Under CARES, larger companies can take advantage of the expedited Sub V plan process, where there are i) limited reporting requirements, ii) a simplified form disclosure statement, iii) probably a form plan of reorganization in the future as the Act unfolds, iv) requirements that the debtor only need devote its reasonable post-petition disposable income to payment of its creditors under the plan, v) a provision that only the debtor can file or propose a plan; and, perhaps most importantly, vi) no voting among classes of creditors for confirmation of the plan. A Sub V debtor must propose its plan within ninety (90) days from the Petition Date, but the confirmed plan can pay out from three (3) years to five (5) years.

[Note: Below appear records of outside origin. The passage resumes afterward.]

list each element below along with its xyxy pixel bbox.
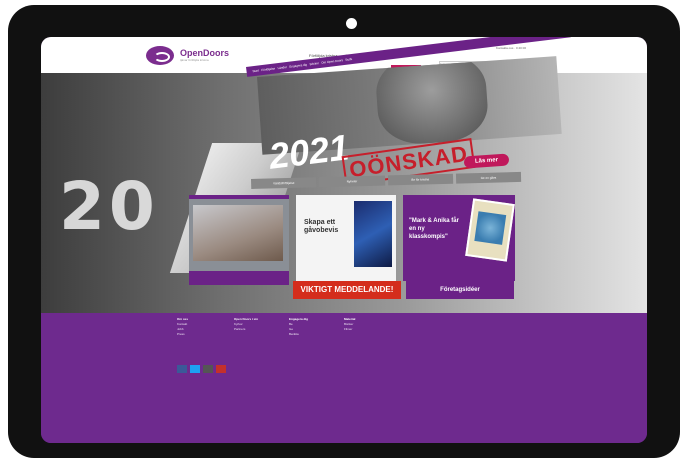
website-screen: OpenDoors tjänar förföljda kristna Förfö… xyxy=(41,37,647,443)
nav-item[interactable]: Engagera dig xyxy=(289,63,307,69)
footer-link[interactable]: Press xyxy=(177,332,188,337)
facebook-icon[interactable] xyxy=(177,365,187,373)
gift-certificate-tile[interactable]: Skapa ett gåvobevis xyxy=(296,195,396,281)
footer-link[interactable]: Filmer xyxy=(344,327,355,332)
nav-item[interactable]: Förföljelse xyxy=(261,66,275,72)
tab-persecution[interactable]: Världsförföljelse xyxy=(251,177,317,189)
footer-link[interactable]: Partners xyxy=(234,327,258,332)
book-text: "Mark & Anika får en ny klasskompis" xyxy=(409,218,459,240)
tab-give[interactable]: Ge en gåva xyxy=(455,171,522,184)
site-footer: Om oss Kontakt Jobb Press Open Doors i s… xyxy=(41,313,647,443)
youtube-icon[interactable] xyxy=(216,365,226,373)
footer-column: Engagera dig Be Ge Berätta xyxy=(289,317,308,337)
hero-year-fragment: 20 xyxy=(59,168,159,245)
monitor-mockup: OpenDoors tjänar förföljda kristna Förfö… xyxy=(0,0,688,466)
instagram-icon[interactable] xyxy=(203,365,213,373)
tab-news[interactable]: Nyheter xyxy=(319,175,385,188)
fish-logo-icon xyxy=(146,46,174,65)
nav-item[interactable]: Start xyxy=(252,68,259,73)
nav-item[interactable]: Om Open Doors xyxy=(321,58,343,65)
content-tiles: Skapa ett gåvobevis "Mark & Anika får en… xyxy=(189,195,519,287)
logo[interactable]: OpenDoors tjänar förföljda kristna xyxy=(146,46,229,65)
important-message-button[interactable]: VIKTIGT MEDDELANDE! xyxy=(293,281,401,299)
footer-link[interactable]: Berätta xyxy=(289,332,308,337)
news-photo xyxy=(193,205,283,261)
company-ideas-button[interactable]: Företagsidéer xyxy=(406,281,514,299)
book-tile[interactable]: "Mark & Anika får en ny klasskompis" xyxy=(403,195,515,281)
tab-pray[interactable]: Be för kristna xyxy=(387,173,453,186)
nav-item[interactable]: Butik xyxy=(345,57,352,62)
footer-column: Open Doors i sin Kyrkor Partners xyxy=(234,317,258,332)
camera-dot xyxy=(346,18,357,29)
logo-name: OpenDoors xyxy=(180,48,230,58)
contact-link[interactable]: Kontakta oss · 0 20 00 xyxy=(496,46,526,50)
book-cover-image xyxy=(465,198,515,262)
logo-tagline: tjänar förföljda kristna xyxy=(180,58,209,62)
news-caption-bar xyxy=(189,271,289,285)
gift-text: Skapa ett gåvobevis xyxy=(304,219,339,234)
face-photo xyxy=(374,56,490,147)
nav-item[interactable]: Länder xyxy=(277,65,287,70)
nav-item[interactable]: Böcker xyxy=(309,61,319,66)
news-photo-tile[interactable] xyxy=(189,195,289,285)
footer-column: Om oss Kontakt Jobb Press xyxy=(177,317,188,337)
footer-column: Material Böcker Filmer xyxy=(344,317,355,332)
social-links xyxy=(177,365,226,373)
twitter-icon[interactable] xyxy=(190,365,200,373)
gift-card-image xyxy=(354,201,392,267)
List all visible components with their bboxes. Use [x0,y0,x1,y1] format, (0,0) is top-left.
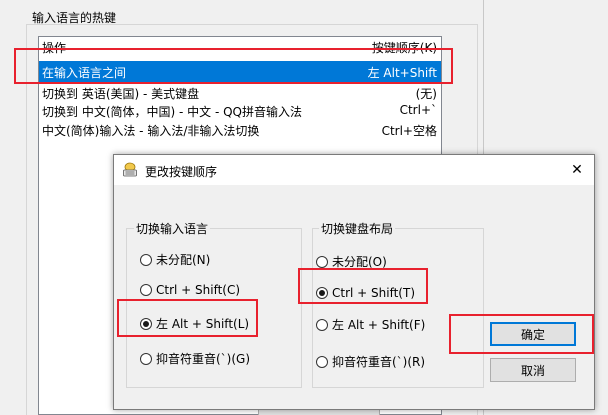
radio-label: 未分配(N) [156,253,211,267]
radio-layout-grave-accent[interactable]: 抑音符重音(`)(R) [316,353,425,370]
highlight-box-selected-row [14,48,453,84]
radio-label: 抑音符重音(`)(R) [332,355,426,369]
list-item-qq-pinyin[interactable]: 切换到 中文(简体，中国) - 中文 - QQ拼音输入法 Ctrl+` [39,100,441,121]
radio-indicator [316,318,328,331]
keyboard-icon [123,162,137,177]
cancel-button[interactable]: 取消 [490,358,576,382]
radio-indicator [140,284,152,296]
switch-keyboard-layout-label: 切换键盘布局 [319,220,396,237]
highlight-box-ctrl-shift [298,268,428,304]
hotkeys-group-title: 输入语言的热键 [32,11,117,25]
radio-indicator [140,253,152,266]
radio-label: 左 Alt + Shift(F) [332,318,426,332]
radio-layout-left-alt-shift[interactable]: 左 Alt + Shift(F) [316,316,425,333]
highlight-box-left-alt-shift [117,299,258,337]
radio-lang-ctrl-shift[interactable]: Ctrl + Shift(C) [140,283,240,297]
radio-lang-unassigned[interactable]: 未分配(N) [140,251,210,268]
screen: 输入语言的热键 操作 按键顺序(K) 在输入语言之间 左 Alt+Shift 切… [0,0,608,415]
row-key: Ctrl+` [399,103,437,117]
radio-label: Ctrl + Shift(C) [156,283,241,297]
row-action: 切换到 中文(简体，中国) - 中文 - QQ拼音输入法 [42,105,302,119]
row-key: Ctrl+空格 [381,124,437,138]
highlight-box-ok-button [449,314,594,354]
close-button[interactable]: ✕ [560,155,594,185]
radio-label: 抑音符重音(`)(G) [156,352,251,366]
close-icon: ✕ [571,162,583,178]
dialog-titlebar[interactable]: 更改按键顺序 ✕ [114,155,594,185]
list-item-ime-toggle[interactable]: 中文(简体)输入法 - 输入法/非输入法切换 Ctrl+空格 [39,119,441,140]
radio-indicator [140,352,152,365]
dialog-title: 更改按键顺序 [145,165,218,179]
radio-indicator [316,355,328,368]
radio-indicator [316,255,328,268]
switch-input-language-label: 切换输入语言 [134,220,211,237]
radio-lang-grave-accent[interactable]: 抑音符重音(`)(G) [140,350,250,367]
row-action: 中文(简体)输入法 - 输入法/非输入法切换 [42,124,260,138]
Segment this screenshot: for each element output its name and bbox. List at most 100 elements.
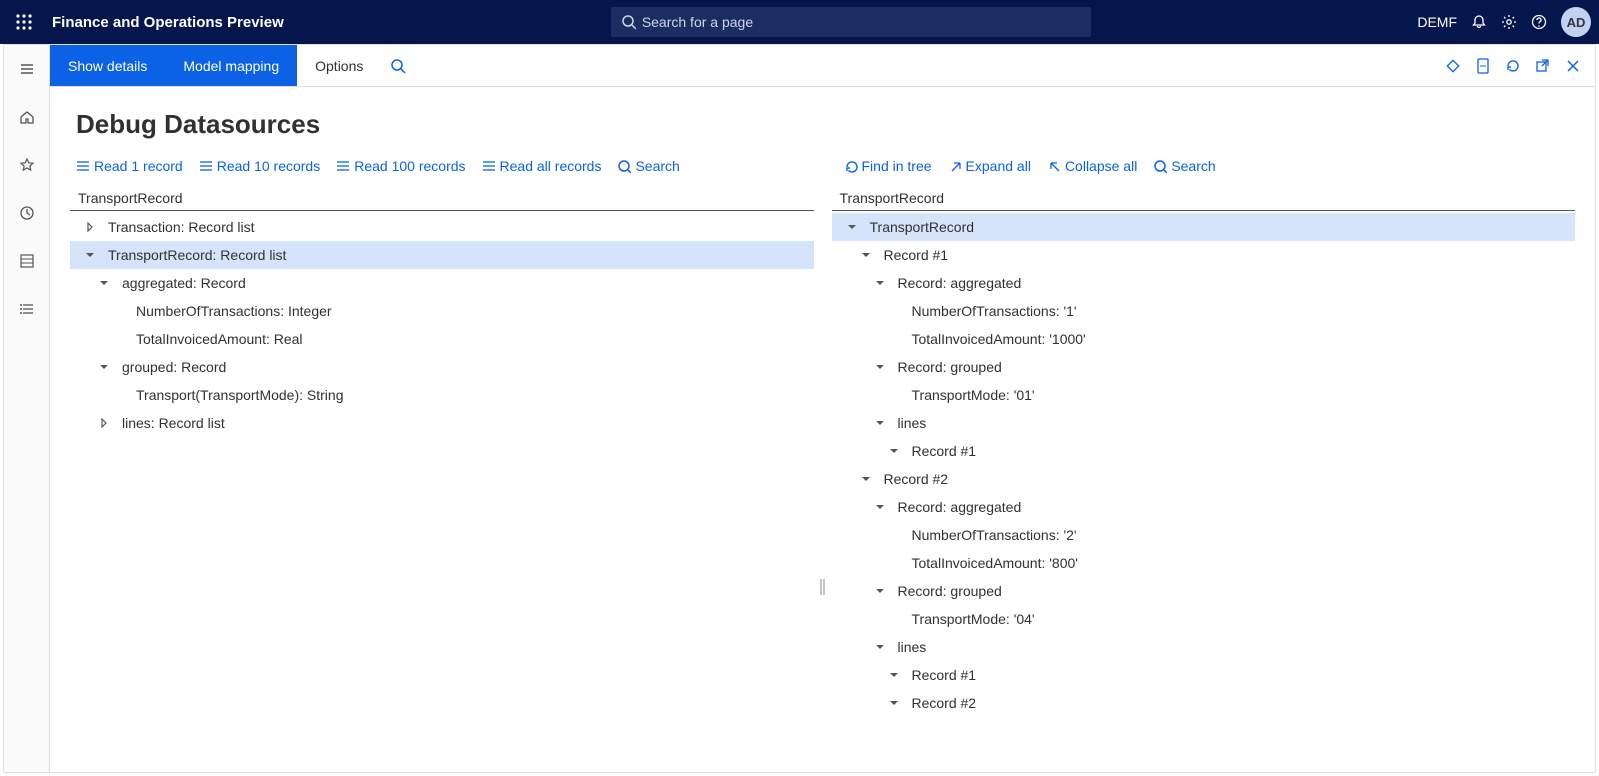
nav-favorites-icon[interactable] (9, 147, 45, 183)
tree-node[interactable]: Transaction: Record list (70, 213, 814, 241)
caret-open-icon[interactable] (886, 695, 902, 711)
tree-node[interactable]: NumberOfTransactions: '2' (832, 521, 1576, 549)
attach-diamond-icon[interactable] (1445, 58, 1461, 74)
caret-open-icon[interactable] (872, 583, 888, 599)
tree-node-label: TransportMode: '04' (912, 611, 1035, 627)
caret-open-icon[interactable] (872, 415, 888, 431)
tree-node[interactable]: TotalInvoicedAmount: '800' (832, 549, 1576, 577)
nav-rail (4, 45, 50, 772)
app-launcher-icon[interactable] (8, 6, 40, 38)
tree-node[interactable]: TransportRecord (832, 213, 1576, 241)
tree-node[interactable]: aggregated: Record (70, 269, 814, 297)
right-search-button[interactable]: Search (1153, 158, 1215, 174)
left-tree[interactable]: Transaction: Record list TransportRecord:… (70, 213, 814, 772)
tree-node[interactable]: Record: aggregated (832, 493, 1576, 521)
read-all-records-button[interactable]: Read all records (482, 158, 602, 174)
tree-node[interactable]: Transport(TransportMode): String (70, 381, 814, 409)
caret-open-icon[interactable] (82, 247, 98, 263)
collapse-all-button[interactable]: Collapse all (1047, 158, 1137, 174)
company-code[interactable]: DEMF (1417, 14, 1457, 30)
help-icon[interactable] (1531, 14, 1547, 30)
caret-open-icon[interactable] (858, 471, 874, 487)
read-100-records-button[interactable]: Read 100 records (336, 158, 465, 174)
page-title: Debug Datasources (50, 87, 1595, 154)
nav-recent-icon[interactable] (9, 195, 45, 231)
notifications-icon[interactable] (1471, 14, 1487, 30)
caret-open-icon[interactable] (844, 219, 860, 235)
tree-node-label: lines (898, 639, 927, 655)
tree-node-label: Record #1 (884, 247, 949, 263)
app-title: Finance and Operations Preview (52, 14, 284, 31)
page-icon[interactable] (1475, 58, 1491, 74)
tree-node-label: Record #1 (912, 667, 977, 683)
tree-node-label: Record: grouped (898, 583, 1002, 599)
tree-node-label: Record: grouped (898, 359, 1002, 375)
tree-node-label: NumberOfTransactions: '2' (912, 527, 1077, 543)
action-search-icon[interactable] (381, 45, 415, 86)
nav-workspaces-icon[interactable] (9, 243, 45, 279)
caret-open-icon[interactable] (872, 499, 888, 515)
find-in-tree-button[interactable]: Find in tree (844, 158, 932, 174)
tree-node[interactable]: Record #1 (832, 437, 1576, 465)
tree-node[interactable]: NumberOfTransactions: Integer (70, 297, 814, 325)
caret-open-icon[interactable] (886, 443, 902, 459)
expand-all-button[interactable]: Expand all (948, 158, 1031, 174)
refresh-icon[interactable] (1505, 58, 1521, 74)
left-panel-toolbar: Read 1 record Read 10 records Read 100 r… (70, 154, 808, 178)
tree-node[interactable]: TotalInvoicedAmount: Real (70, 325, 814, 353)
read-10-records-button[interactable]: Read 10 records (199, 158, 321, 174)
tree-node-label: Transaction: Record list (108, 219, 255, 235)
tree-node[interactable]: lines (832, 409, 1576, 437)
left-panel-header: TransportRecord (70, 182, 814, 211)
tree-node[interactable]: Record #1 (832, 241, 1576, 269)
tree-node[interactable]: TransportMode: '01' (832, 381, 1576, 409)
options-button[interactable]: Options (297, 45, 381, 86)
show-details-button[interactable]: Show details (50, 45, 165, 86)
caret-open-icon[interactable] (886, 667, 902, 683)
model-mapping-button[interactable]: Model mapping (165, 45, 297, 86)
tree-node-label: Record: aggregated (898, 499, 1022, 515)
caret-open-icon[interactable] (858, 247, 874, 263)
caret-open-icon[interactable] (872, 359, 888, 375)
tree-node-label: Record #2 (912, 695, 977, 711)
right-tree[interactable]: TransportRecord Record #1 Record: aggregat… (832, 213, 1576, 772)
global-search[interactable] (611, 7, 1091, 37)
tree-node[interactable]: NumberOfTransactions: '1' (832, 297, 1576, 325)
tree-node[interactable]: Record: grouped (832, 353, 1576, 381)
nav-modules-icon[interactable] (9, 291, 45, 327)
tree-node[interactable]: TransportMode: '04' (832, 605, 1576, 633)
caret-open-icon[interactable] (96, 359, 112, 375)
tree-node-label: Record: aggregated (898, 275, 1022, 291)
tree-node[interactable]: grouped: Record (70, 353, 814, 381)
tree-node[interactable]: Record: aggregated (832, 269, 1576, 297)
caret-open-icon[interactable] (872, 275, 888, 291)
tree-node[interactable]: Record: grouped (832, 577, 1576, 605)
nav-home-icon[interactable] (9, 99, 45, 135)
tree-node[interactable]: lines (832, 633, 1576, 661)
tree-node-label: NumberOfTransactions: '1' (912, 303, 1077, 319)
panel-splitter[interactable] (814, 402, 832, 772)
tree-node[interactable]: Record #1 (832, 661, 1576, 689)
close-icon[interactable] (1565, 58, 1581, 74)
left-search-button[interactable]: Search (617, 158, 679, 174)
tree-node[interactable]: Record #2 (832, 465, 1576, 493)
tree-node[interactable]: Record #2 (832, 689, 1576, 717)
caret-closed-icon[interactable] (82, 219, 98, 235)
tree-node-label: Transport(TransportMode): String (136, 387, 343, 403)
tree-node-label: TransportMode: '01' (912, 387, 1035, 403)
user-avatar[interactable]: AD (1561, 7, 1591, 37)
popout-icon[interactable] (1535, 58, 1551, 74)
tree-node-label: TransportRecord (870, 219, 975, 235)
read-1-record-button[interactable]: Read 1 record (76, 158, 183, 174)
global-search-input[interactable] (642, 14, 1081, 30)
tree-node[interactable]: TransportRecord: Record list (70, 241, 814, 269)
tree-node-label: grouped: Record (122, 359, 226, 375)
tree-node[interactable]: TotalInvoicedAmount: '1000' (832, 325, 1576, 353)
caret-open-icon[interactable] (96, 275, 112, 291)
settings-icon[interactable] (1501, 14, 1517, 30)
caret-open-icon[interactable] (872, 639, 888, 655)
tree-node[interactable]: lines: Record list (70, 409, 814, 437)
topbar: Finance and Operations Preview DEMF AD (0, 0, 1599, 44)
caret-closed-icon[interactable] (96, 415, 112, 431)
nav-hamburger-icon[interactable] (9, 51, 45, 87)
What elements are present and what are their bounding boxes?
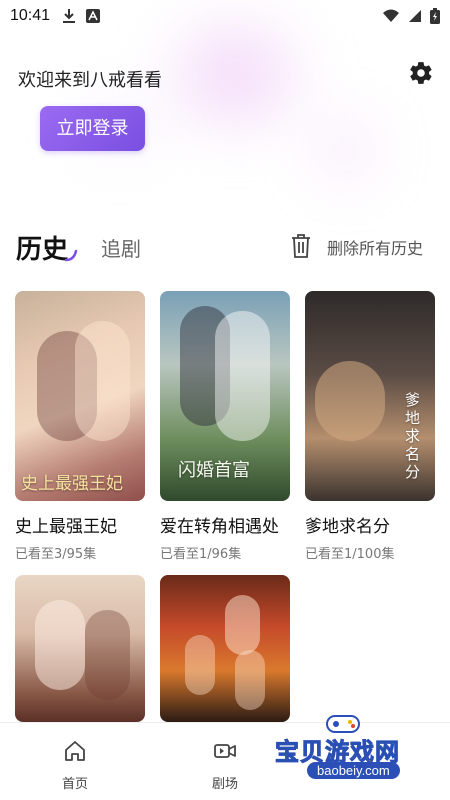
poster-image [15,575,145,722]
welcome-text: 欢迎来到八戒看看 [18,70,162,91]
poster-caption: 爹地求名分 [405,391,421,481]
trash-icon[interactable] [290,233,312,259]
signal-icon [409,10,421,22]
card-title[interactable]: 史上最强王妃 [15,512,117,537]
poster-caption: 闪婚首富 [178,460,250,481]
status-system [382,8,440,24]
poster-figure [75,321,130,441]
status-time: 10:41 [10,7,51,24]
tab-follow[interactable]: 追剧 [101,233,141,262]
poster-image: 闪婚首富 [160,291,290,501]
watermark: 宝贝游戏网 baobeiy.com [275,712,425,790]
card-progress: 已看至1/100集 [305,547,395,562]
nav-theater-label: 剧场 [211,777,238,792]
delete-all-history-button[interactable]: 删除所有历史 [327,235,423,259]
history-card[interactable]: 闪婚首富 [160,291,290,501]
app-notification-icon [86,9,101,23]
wifi-icon [383,9,399,22]
tab-active-indicator [64,249,78,262]
watermark-url: baobeiy.com [307,762,400,779]
poster-figure [35,600,85,690]
status-notifications [62,8,101,24]
download-icon [63,9,76,23]
history-card[interactable] [160,575,290,722]
history-card[interactable]: 爹地求名分 [305,291,435,501]
poster-figure [235,650,265,710]
poster-figure [225,595,260,655]
poster-figure [315,361,385,441]
poster-figure [185,635,215,695]
poster-image [160,575,290,722]
poster-image: 史上最强王妃 [15,291,145,501]
home-icon [65,741,85,761]
poster-figure [85,610,130,700]
decorative-blob [300,110,390,190]
tab-history[interactable]: 历史 [16,229,68,266]
card-progress: 已看至3/95集 [15,547,97,562]
card-title[interactable]: 爱在转角相遇处 [160,512,279,537]
card-progress: 已看至1/96集 [160,547,242,562]
video-icon [214,744,236,758]
battery-icon [430,8,440,24]
nav-home-label: 首页 [61,777,88,792]
history-card[interactable] [15,575,145,722]
card-title[interactable]: 爹地求名分 [305,512,390,537]
screen: 10:41 欢迎来到八戒看看 立即登录 历史 追剧 删除所有历史 史上最强王妃 … [0,0,450,800]
poster-caption: 史上最强王妃 [21,474,123,494]
poster-figure [215,311,270,441]
status-bar: 10:41 [0,0,450,32]
settings-gear-icon[interactable] [408,60,434,86]
nav-theater[interactable]: 剧场 [185,739,265,792]
login-button[interactable]: 立即登录 [40,106,145,151]
history-card[interactable]: 史上最强王妃 [15,291,145,501]
nav-home[interactable]: 首页 [35,739,115,792]
poster-image: 爹地求名分 [305,291,435,501]
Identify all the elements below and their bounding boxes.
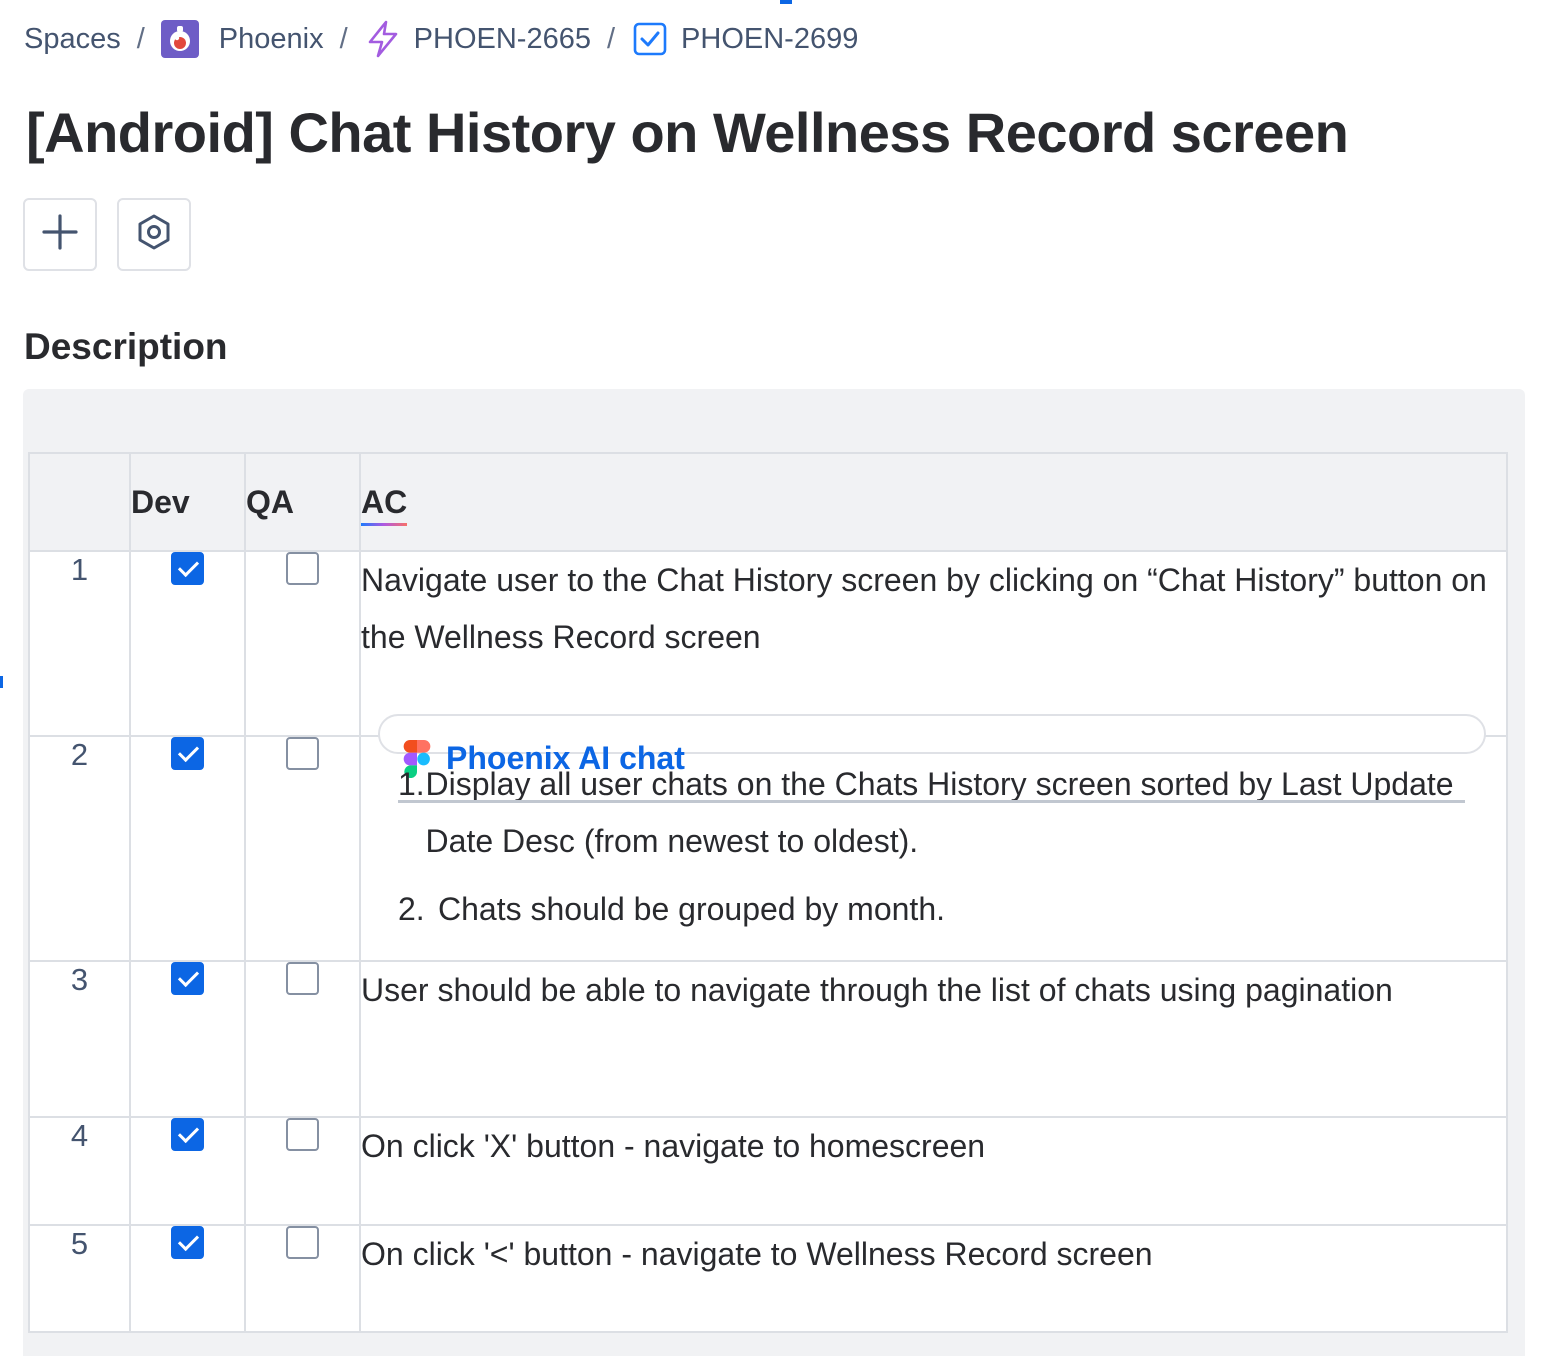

SBRA does not relieve debtors from
- having to adequately protect a secured creditor for any diminution in the value of the secured lender’s collateral;
- accounting for a secured creditor’s cash collateral, and taking steps to ensure that the debtor is only using cash collateral for appropriate, approved purposes in accordance with a cash collateral order;
- repaying secured creditors the current fair market value of their collateral over a period of time that would trade in the market for non-distressed loans, at a market interest rate; and
- demonstrating that the debtor’s income and expenses are such that it is actually feasible to consummate and perform under its proposed plan of reorganization.
While secured creditors in Sub V cases have retained many of the traditional levers that they had under a typical Chapter 11 plan, after the expansion of the debt limits provided by CARES, secured creditors and their counsel are going to have to be prepared to rapidly assess and take action to deal with an onslaught of larger cases that are going to move very quickly through the Sub V process.